At week's end the Carter Administration charged that Moscow was launching an outright invasion of its neighbor, with two mechanized Soviet divisions crossing the border and heading for Kabul. U.S. intelligence estimates indicated that at least 20,000 troops were in Afghanistan. Said White House spokesman Jody Powell: "The magnitude of the Soviet invasion continues to grow."
The Soviets obviously hoped that their brazen, perhaps desperate, action could help their puppet regime bring a stubborn Islamic insurgency in Afghanistan under control and thus stabilize a dangerous flash point on their southern border. But the coup, in fact, added a new dimension of uncertainty to an area of the world already deeply disturbed by the crisis in Iran. Moreover, the deployment of Soviet troops on foreign soil in Central Asia set a fearsome precedent that cast new shadows over international detente and Moscow-Washington relations. The SALT II accord, already in difficulty in the U.S. Senate, seemed even further jeopardized by the Soviet action.
Outraged reaction came swiftly from the White House. In the strongest language he has ever directed against Moscow, President Carter, in a televised message, said: "Such gross interference in the internal affairs of Afghanistan is in blatant violation of accepted international rules of behavior." He conveyed the same harsh message to Leonid Brezhnev personally on the rarely used White House-Kremlin hot line. At the same time, the President got in touch directly with Western European leaders and President Mohammed Zia Ul-Haq of Pakistan, among others, in an attempt to obtain a collective condemnation of Moscow. All shared his concern. As a result, Deputy Secretary of State Warren Christopher was dispatched to London over the weekend to discuss the situation with U.S. allies.

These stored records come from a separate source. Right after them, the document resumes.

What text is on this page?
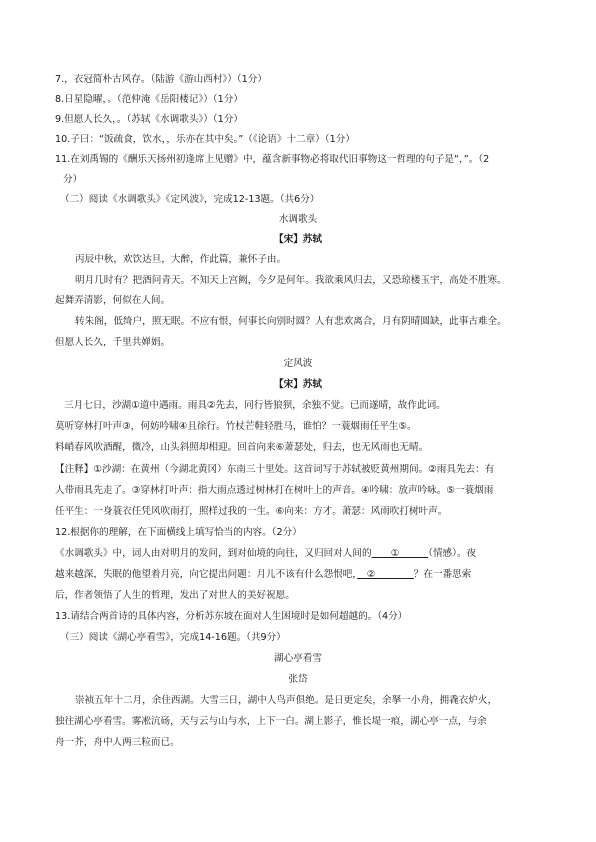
7.，衣冠简朴古风存。（陆游《游山西村》）（1分）
8.日星隐曜，。（范仲淹《岳阳楼记》）（1分）
9.但愿人长久，。（苏轼《水调歌头》）（1分）
10.子曰：“饭疏食，饮水，，乐亦在其中矣。”（《论语》十二章）（1分）
11.在刘禹锡的《酬乐天扬州初逢席上见赠》中，蕴含新事物必将取代旧事物这一哲理的句子是“，”。（2
分）
（二）阅读《水调歌头》《定风波》，完成12-13题。（共6分）
水调歌头
【宋】苏轼
丙辰中秋，欢饮达旦，大醉，作此篇，兼怀子由。
明月几时有？把酒问青天。不知天上宫阙，今夕是何年。我欲乘风归去，又恐琼楼玉宇，高处不胜寒。
起舞弄清影，何似在人间。
转朱阁，低绮户，照无眠。不应有恨，何事长向别时圆？人有悲欢离合，月有阴晴圆缺，此事古难全。
但愿人长久，千里共婵娟。
定风波
【宋】苏轼
三月七日，沙湖①道中遇雨。雨具②先去，同行皆狼狈，余独不觉。已而遂晴，故作此词。
莫听穿林打叶声③，何妨吟啸④且徐行。竹杖芒鞋轻胜马，谁怕？一蓑烟雨任平生⑤。
料峭春风吹酒醒，微冷，山头斜照却相迎。回首向来⑥萧瑟处，归去，也无风雨也无晴。
【注释】①沙湖：在黄州（今湖北黄冈）东南三十里处。这首词写于苏轼被贬黄州期间。②雨具先去：有
人带雨具先走了。③穿林打叶声：指大雨点透过树林打在树叶上的声音。④吟啸：放声吟咏。⑤一蓑烟雨
任平生：一身蓑衣任凭风吹雨打，照样过我的一生。⑥向来：方才。萧瑟：风雨吹打树叶声。
12.根据你的理解，在下面横线上填写恰当的内容。（2分）
《水调歌头》中，词人由对明月的发问，到对仙境的向往，又归回对人间的　　①　　　（情感）。夜
越来越深，失眠的他望着月亮，向它提出问题：月儿不该有什么怨恨吧，　②　　　　？在一番思索
后，作者领悟了人生的哲理，发出了对世人的美好祝愿。
13.请结合两首诗的具体内容，分析苏东坡在面对人生困境时是如何超越的。（4分）
（三）阅读《湖心亭看雪》，完成14-16题。（共9分）
湖心亭看雪
张岱
崇祯五年十二月，余住西湖。大雪三日，湖中人鸟声俱绝。是日更定矣，余拏一小舟，拥毳衣炉火，
独往湖心亭看雪。雾凇沆砀，天与云与山与水，上下一白。湖上影子，惟长堤一痕，湖心亭一点，与余
舟一芥，舟中人两三粒而已。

Other countries obviously were just as concerned about the Soviet military intervention. Peking fumed that "Afghanistan's independence and sovereignty have become toys in Moscow's hands." Iran's Revolutionary Council declared that the intervention in a neighboring country was "a hostile action" against "Muslims throughout the world." Interestingly, however, there were no attacks on Russian embassies.